Donald Trump has revealed for the first time that he received the Pfizer coronavirus vaccine before he left the White House.
“Well, I got the Pfizer and I would have been very happy with any of them,” the former president told Yahoo Finance Live.
Operation Warp Speed, established during the Trump administration, developed several vaccines from companies such as Moderna, Johnson & Johnson, and Pfizer. The programme received $18billion in funding but Pfizer managed to develop its vaccine without government money.
Mr Trump contracted Covid-19 in the autumn of 2020 as the presidential campaign was at its peak.
“I had it, recovered from it pretty well. I don’t think I had it like the press, like the media said, you know, they would try to make it difficult,” he said. “It’s not pleasant, but I had it.”
Former first lady Melania Trump was also vaccinated in January before leaving the White House but the Trumps didn’t reveal their vaccination status to the public until March.
Ms Trump also contracted Covid-19 during last year’s election campaign.
The US passed 700,000 Covid deaths on Friday, making it the deadliest pandemic in US history after surpassing the estimated 675,000 deaths caused by the Spanish Flu in 1918 and 1919.
“I thought it would have been gone long before now,” Mr Trump told Yahoo about Covid-19.
The Food and Drug Administration and the Centers for Disease Control and Prevention have given the green light for booster shots of the Covid-19 vaccine for those over the age of 65.
Mr Trump said he would get a booster shot “if I felt that it was necessary and let’s see where this whole thing is going”.
Despite Operation Warp Speed developing the vaccines in record time during Mr Trump’s time in office, many of his supporters remain hesitant to get vaccinated, with some outright hostile to the idea.
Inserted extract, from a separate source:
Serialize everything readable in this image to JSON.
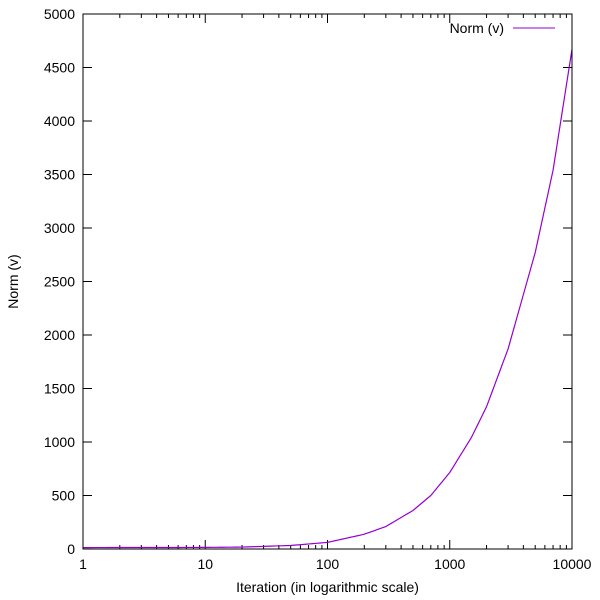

At a rally in Cullman, Alabama some attendees booed when Mr Trump said that they should get vaccinated.
“I believe totally in your freedoms, I do, you’ve got to do what you’ve got to do, but I recommend that you take the vaccines,” he told the crowd.
According to the CDC, unvaccinated people made up 95 per cent of all new Covid-19 cases and 92 per cent of all deaths from the disease between April and June.
In June and July, the unvaccinated made up 82 per cent of all new cases, 86 per cent of hospitalizations and 84 per cent of deaths.
President Joe Biden has issued new vaccine mandates for private businesses, saying last month that his patience with those still not jabbed is “wearing thin”.
The Occupational Safety and Health Administration is working out how to enforce the new rules governing vaccines.
Mr Trump told Yahoo that he was against mandates, and argued that Mr Biden had caused an uptick in anti-vaccine sentiments.
“When I was president, everybody wanted to get the vaccine,” Mr Trump claimed. “There was a rush to get it. You didn’t hear anything about mandates, you didn’t hear anything about people not wanting to take it.
“After I left, people don’t want to take it … and I think it’s because they don’t trust Biden.”